À l’inverse de nombreuses professions, l’écriture d’un roman est une activité solitaire.

Certes, un auteur doit savoir s’entourer des bonnes personnes, qui lui apportent soutien et conseils. Aucun auteur n’écrit dans une tour d’ivoire.

Cependant, il ne s’agit pas d’une co-construction comme l’écriture de scénarios pour le cinéma où plusieurs individus collaborent avec le ou les scénaristes.

Les exigences des maisons d’édition

L’auteur est seul devant son écran d’ordinateur. Il prend toutes les décisions. Il lui est donc difficile d’avoir du recul sur son texte, surtout s’il y passe des centaines d’heures.

De plus, il est important de savoir qu’une maison d’édition recherche des textes qui :

  • sont déjà très aboutis,
  • ont un potentiel commercial,
  • et qui correspondent à leur ligne éditoriale.

En conséquence, c’est une erreur pour un auteur de penser que si le manuscrit est moyennement abouti, alors l’éditeur l’aidera à le corriger. Un éditeur reçoit parfois des dizaines de manuscrits par jour. Il est submergé de travail. Il n’a pas le temps d’aider un auteur dont la qualité du roman ne lui semble pas au niveau de ce qu’il recherche. Ce n’est malheureusement pas son travail.

De plus, la situation économique de nombreuses maisons d’édition et le marché du livre sont compliqués. L’éditeur préfère les valeurs sûres : passer du temps pour un auteur qui n’a pas encore fait ses preuves et dont le manuscrit lui paraît trop juste n’est pas rationnel de son point de vue. C’est un gaspillage d’énergie.
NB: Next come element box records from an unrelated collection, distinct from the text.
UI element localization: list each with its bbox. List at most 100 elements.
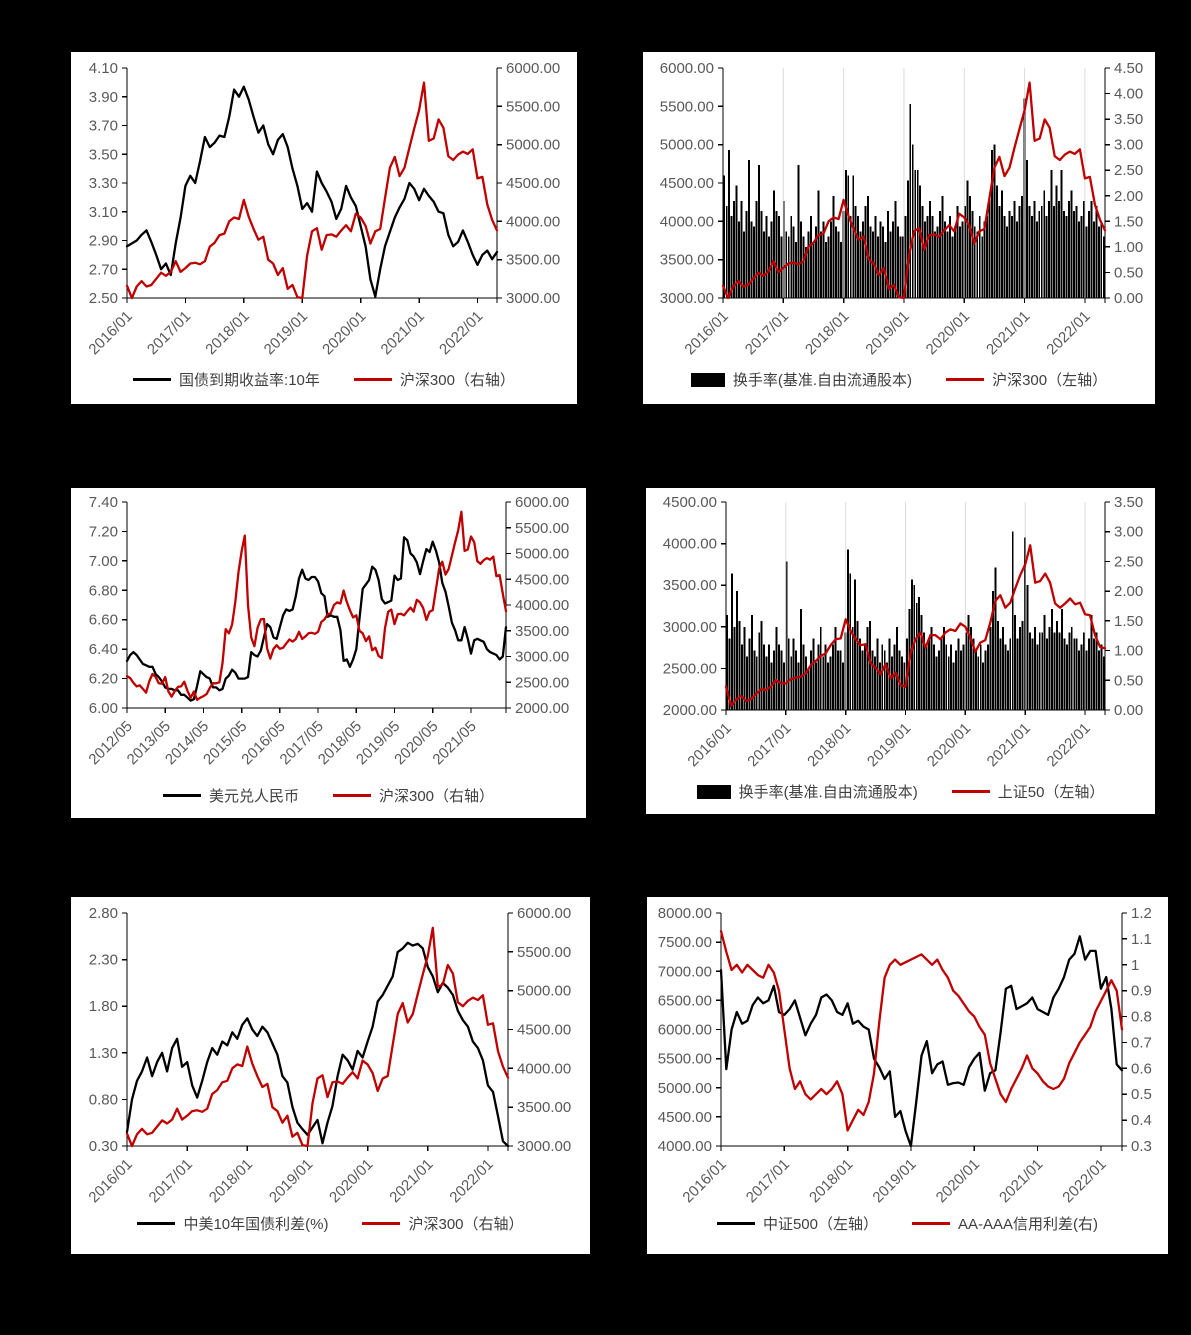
left-axis-label: 8000.00 [658,905,712,922]
left-axis-label: 4000.00 [660,213,714,230]
left-axis-label: 4000.00 [658,1138,712,1155]
right-axis-label: 0.5 [1131,1086,1152,1103]
x-axis-label: 2021/01 [386,1156,436,1206]
right-axis-label: 4500.00 [515,571,569,588]
x-axis-label: 2020/01 [923,308,973,358]
right-axis-label: 1.1 [1131,931,1152,948]
left-axis-label: 5000.00 [660,137,714,154]
x-axis-label: 2018/01 [202,308,252,358]
right-axis-label: 5500.00 [515,520,569,537]
x-axis-label: 2019/01 [261,308,311,358]
chart-canvas: 2.80 2.30 1.80 1.30 0.80 0.30 6000.00 5500.00 50… [85,905,571,1206]
right-axis-label: 2.00 [1114,583,1143,600]
x-axis-label: 2022/01 [446,1156,496,1206]
x-axis-label: 2016/01 [681,308,731,358]
left-axis-label: 4500.00 [660,175,714,192]
x-axis-label: 2021/01 [983,308,1033,358]
axes [716,912,1127,1151]
right-axis-label: 5500.00 [506,98,560,115]
left-axis-label: 7.20 [89,523,118,540]
right-axis-label: 1.2 [1131,905,1152,922]
x-axis-label: 2020/01 [319,308,369,358]
right-axis-label: 2000.00 [515,700,569,717]
right-axis-label: 0.50 [1114,264,1143,281]
chart-cn10y-vs-csi300-panel: 4.10 3.90 3.70 3.50 3.30 3.10 2.90 2.70 2.50 6000… [71,52,577,404]
x-axis-label: 2019/01 [862,308,912,358]
right-axis-label: 2.50 [1114,162,1143,179]
right-axis-label: 3000.00 [517,1138,571,1155]
right-axis-label: 1.00 [1114,239,1143,256]
x-axis-label: 2018/01 [806,1156,856,1206]
right-axis-label: 4.00 [1114,86,1143,103]
bar-series [726,531,1105,710]
left-axis-label: 6.80 [89,582,118,599]
right-axis-label: 0.50 [1114,672,1143,689]
right-axis-label: 3.50 [1114,494,1143,511]
chart-usdcny-vs-csi300-panel: 7.40 7.20 7.00 6.80 6.60 6.40 6.20 6.00 6000.00 5… [71,488,586,818]
left-axis-label: 0.30 [89,1138,118,1155]
left-axis-label: 2.50 [89,290,118,307]
left-axis-label: 3000.00 [663,619,717,636]
left-axis-label: 4500.00 [658,1109,712,1126]
right-axis-label: 3.00 [1114,137,1143,154]
chart-turnover-vs-sse50-panel: 4500.00 4000.00 3500.00 3000.00 2500.00 2000.… [646,488,1155,814]
left-axis-label: 2.90 [89,233,118,250]
right-axis-label: 0.8 [1131,1009,1152,1026]
left-axis-label: 6000.00 [658,1022,712,1039]
right-axis-label: 0.4 [1131,1112,1152,1129]
line-series [125,81,499,300]
left-axis-label: 2000.00 [663,702,717,719]
x-axis-label: 2019/01 [864,720,914,770]
chart-turnover-vs-csi300-panel: 6000.00 5500.00 5000.00 4500.00 4000.00 3500.… [643,52,1155,404]
right-axis-label: 5000.00 [515,546,569,563]
left-axis-label: 5500.00 [658,1051,712,1068]
right-axis-label: 1.00 [1114,643,1143,660]
right-axis-label: 3.00 [1114,524,1143,541]
right-axis-label: 0.6 [1131,1060,1152,1077]
left-axis-label: 7.00 [89,553,118,570]
left-axis-label: 2.30 [89,952,118,969]
axes [122,912,513,1151]
axes [122,501,511,713]
line-series [125,536,508,702]
x-axis-label: 2022/01 [1043,308,1093,358]
right-axis-label: 0.7 [1131,1034,1152,1051]
left-axis-label: 6.60 [89,612,118,629]
right-axis-label: 6000.00 [506,60,560,77]
line-series [719,929,1124,1132]
right-axis-label: 4.50 [1114,60,1143,77]
left-axis-label: 3500.00 [663,577,717,594]
right-axis-label: 4000.00 [506,213,560,230]
left-axis-label: 2.80 [89,905,118,922]
right-axis-label: 1.50 [1114,613,1143,630]
x-axis-label: 2018/01 [206,1156,256,1206]
left-axis-label: 4.10 [89,60,118,77]
x-axis-label: 2021/01 [996,1156,1046,1206]
right-axis-label: 0.00 [1114,702,1143,719]
right-axis-label: 5000.00 [517,983,571,1000]
line-series [719,935,1124,1148]
right-axis-label: 1 [1131,957,1139,974]
right-axis-label: 2.50 [1114,553,1143,570]
x-axis-label: 2021/01 [378,308,428,358]
x-axis-label: 2020/01 [924,720,974,770]
x-axis-label: 2017/01 [744,720,794,770]
left-axis-label: 4000.00 [663,536,717,553]
right-axis-label: 4500.00 [517,1022,571,1039]
line-series [721,81,1107,300]
left-axis-label: 7.40 [89,494,118,511]
right-axis-label: 6000.00 [515,494,569,511]
left-axis-label: 6500.00 [658,992,712,1009]
left-axis-label: 3000.00 [660,290,714,307]
x-axis-label: 2022/01 [1059,1156,1109,1206]
x-axis-label: 2022/01 [436,308,486,358]
x-axis-label: 2016/01 [679,1156,729,1206]
left-axis-label: 1.80 [89,998,118,1015]
left-axis-label: 4500.00 [663,494,717,511]
x-axis-label: 2019/01 [266,1156,316,1206]
x-axis-label: 2020/01 [326,1156,376,1206]
x-axis-label: 2021/01 [984,720,1034,770]
x-axis-label: 2020/01 [933,1156,983,1206]
right-axis-label: 3500.00 [506,252,560,269]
Mieux vaut se concentrer sur les manuscrits où il n’y a que des transformations mineures à réaliser.

D’où l’intérêt de la bêta-lecture.

La bêta-lecture comme moyen de pallier ces problèmes

C’est pour ces deux raisons que le bêta-lecteur est un acteur important dans la création d’un roman. En effet, il est l’interlocuteur de l’auteur pour l’aider sur son histoire. Le bêta-lecteur aide ainsi l’auteur à :

  • prendre du recul sur son texte ;
  • faire mûrir et évoluer l’histoire dans la direction souhaitée par l’auteur ;
  • rendre le texte plus percutant, tant sur le fond que sur la forme ;
  • comprendre ses points forts en tant qu’auteur ;
  • et aussi à découvrir les points d’attention de son écriture.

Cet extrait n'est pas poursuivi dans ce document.